BMD by DXA (spine, hip, whole body)
time frame: Baseline; M6; M12
Bone biomarkers
time frame: Baseline; M3; M6; M9; M12
BMD by pQCT of tibia
time frame: Baseline; M6; M12
Hormonal panel (serum)
time frame: Baseline; M3; M6; M9; M12

Eligibility Criteria

Female participants from 11 years up to 18 years old.
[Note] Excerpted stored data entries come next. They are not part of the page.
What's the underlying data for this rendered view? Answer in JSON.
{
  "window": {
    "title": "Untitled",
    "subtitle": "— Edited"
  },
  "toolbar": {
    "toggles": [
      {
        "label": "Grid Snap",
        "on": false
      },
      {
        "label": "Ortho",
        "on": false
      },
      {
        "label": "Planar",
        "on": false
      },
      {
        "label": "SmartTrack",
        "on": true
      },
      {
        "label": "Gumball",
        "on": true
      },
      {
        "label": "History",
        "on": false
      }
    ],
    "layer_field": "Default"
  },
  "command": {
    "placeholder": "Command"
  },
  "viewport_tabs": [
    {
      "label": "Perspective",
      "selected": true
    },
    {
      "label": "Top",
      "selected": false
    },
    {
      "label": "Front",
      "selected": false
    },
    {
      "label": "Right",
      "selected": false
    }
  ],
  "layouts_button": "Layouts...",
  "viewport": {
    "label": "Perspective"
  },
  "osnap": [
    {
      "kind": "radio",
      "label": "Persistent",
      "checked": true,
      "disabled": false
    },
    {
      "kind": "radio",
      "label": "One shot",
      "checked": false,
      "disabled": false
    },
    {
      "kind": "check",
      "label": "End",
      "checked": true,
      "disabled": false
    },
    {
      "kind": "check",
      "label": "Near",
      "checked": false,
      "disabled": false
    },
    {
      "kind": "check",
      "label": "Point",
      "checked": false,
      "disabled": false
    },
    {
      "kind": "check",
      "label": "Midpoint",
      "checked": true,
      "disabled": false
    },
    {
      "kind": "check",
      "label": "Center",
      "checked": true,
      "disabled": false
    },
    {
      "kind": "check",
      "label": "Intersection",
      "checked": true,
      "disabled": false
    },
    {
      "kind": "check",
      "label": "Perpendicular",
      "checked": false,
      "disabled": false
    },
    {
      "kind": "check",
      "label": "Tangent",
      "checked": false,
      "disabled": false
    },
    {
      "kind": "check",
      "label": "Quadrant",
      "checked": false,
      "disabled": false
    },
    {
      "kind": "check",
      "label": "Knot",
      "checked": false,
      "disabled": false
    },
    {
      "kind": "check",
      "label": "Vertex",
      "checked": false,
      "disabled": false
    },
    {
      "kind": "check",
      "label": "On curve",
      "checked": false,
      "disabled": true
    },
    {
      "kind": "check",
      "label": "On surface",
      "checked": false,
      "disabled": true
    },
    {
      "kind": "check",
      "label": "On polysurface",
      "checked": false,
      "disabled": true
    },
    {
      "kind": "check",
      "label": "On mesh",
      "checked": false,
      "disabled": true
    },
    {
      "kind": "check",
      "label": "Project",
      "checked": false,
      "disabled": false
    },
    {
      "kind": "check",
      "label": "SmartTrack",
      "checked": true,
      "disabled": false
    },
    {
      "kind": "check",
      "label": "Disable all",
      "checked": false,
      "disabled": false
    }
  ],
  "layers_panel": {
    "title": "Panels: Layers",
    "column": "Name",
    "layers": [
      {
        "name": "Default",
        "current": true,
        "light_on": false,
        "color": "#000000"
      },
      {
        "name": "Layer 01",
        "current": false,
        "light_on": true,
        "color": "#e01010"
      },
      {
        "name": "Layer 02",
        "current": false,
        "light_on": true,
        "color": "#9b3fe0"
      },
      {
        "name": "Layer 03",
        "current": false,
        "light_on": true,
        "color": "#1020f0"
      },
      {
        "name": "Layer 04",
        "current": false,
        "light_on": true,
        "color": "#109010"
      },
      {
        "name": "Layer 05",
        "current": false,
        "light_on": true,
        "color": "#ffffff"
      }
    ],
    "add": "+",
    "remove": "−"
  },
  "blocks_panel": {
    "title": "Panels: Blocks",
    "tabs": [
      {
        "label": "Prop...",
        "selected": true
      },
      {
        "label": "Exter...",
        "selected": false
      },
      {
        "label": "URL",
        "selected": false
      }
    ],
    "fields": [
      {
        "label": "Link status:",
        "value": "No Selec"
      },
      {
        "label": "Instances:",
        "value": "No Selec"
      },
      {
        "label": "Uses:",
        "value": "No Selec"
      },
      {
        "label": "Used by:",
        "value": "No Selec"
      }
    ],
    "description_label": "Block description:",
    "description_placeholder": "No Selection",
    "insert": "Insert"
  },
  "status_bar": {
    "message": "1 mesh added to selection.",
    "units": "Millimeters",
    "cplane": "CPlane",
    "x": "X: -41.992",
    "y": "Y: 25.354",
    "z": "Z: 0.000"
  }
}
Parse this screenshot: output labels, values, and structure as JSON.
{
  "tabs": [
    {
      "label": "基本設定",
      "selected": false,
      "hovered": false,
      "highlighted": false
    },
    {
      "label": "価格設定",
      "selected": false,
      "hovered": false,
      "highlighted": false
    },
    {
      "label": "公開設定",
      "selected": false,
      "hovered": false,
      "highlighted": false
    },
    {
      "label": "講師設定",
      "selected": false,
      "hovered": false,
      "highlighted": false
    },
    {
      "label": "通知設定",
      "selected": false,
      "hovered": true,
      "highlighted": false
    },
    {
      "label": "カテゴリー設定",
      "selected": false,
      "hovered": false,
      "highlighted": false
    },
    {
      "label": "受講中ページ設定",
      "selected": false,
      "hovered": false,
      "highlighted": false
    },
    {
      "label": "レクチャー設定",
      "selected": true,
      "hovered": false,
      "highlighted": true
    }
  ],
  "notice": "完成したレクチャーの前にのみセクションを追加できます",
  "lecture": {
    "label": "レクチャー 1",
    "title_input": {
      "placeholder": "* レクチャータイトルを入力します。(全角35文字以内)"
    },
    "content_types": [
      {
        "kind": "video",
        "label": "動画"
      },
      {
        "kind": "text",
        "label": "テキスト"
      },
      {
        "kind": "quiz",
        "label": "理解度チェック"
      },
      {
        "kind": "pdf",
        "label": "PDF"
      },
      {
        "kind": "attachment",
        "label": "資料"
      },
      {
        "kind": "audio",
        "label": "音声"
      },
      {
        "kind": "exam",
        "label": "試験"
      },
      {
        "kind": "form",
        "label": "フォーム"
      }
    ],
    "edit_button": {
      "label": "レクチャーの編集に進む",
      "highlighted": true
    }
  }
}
Inclusion Criteria: - age 11-18 years (potential subjects age 11-13 years must have a bone age x-ray (obtained within previous 6 months) that is 13 years or more advanced) - diagnosis of AN based on DSM-IV criteria - female gender - postmenarchal Exclusion Criteria: - concomitant chronic diseases which affect bone health (e.g., cystic fibrosis, celiac disease) - use of medications known to affect bone metabolism during the last 3 months - use of depot medroxyprogesterone acetate during the last 12 months - current pregnancy

Additional Information

Official title Effect of Adrenal and Gonadal Hormones on Bone Marrow and Appendicular BMD
Principal investigator Catherine M Gordon, MD, MSc
Description This double-blinded randomized controlled trial will include 2 treatment arms of 35 patients. Group 1 will receive micronized oral DHEA in a dose of 50 mg daily + ERT (0.3 mg Premarin, 1 tablet daily for 3 months, follow by Alesse, 20 mg ethinyl estradiol + 0.1 mg levonorgestrel for 9 months); and Group 2 will receive placebo.There will be 12 months of therapy with follow up assessments every 3 months. DXA and pQCT measurements will be obtained at baseline, 6 months, and 12 months; MRI and MRS will be performed at baseline and 1 year; serum samples will be obtained at baseline and every 3 months throughout the 12-month trial; psychological and nutrition surveys will be carried out at baseline, 6, and 12 months. The investigators anticipate that this study will enable us to evaluate the efficacy of oral DHEA + ERT as a treatment strategy to optimize peak bone mass and to prevent development of osteoporosis in patients with AN.
Trial information was received from ClinicalTrials.gov and was last updated in June 2015.
Information provided to ClinicalTrials.gov by Children's Hospital Boston.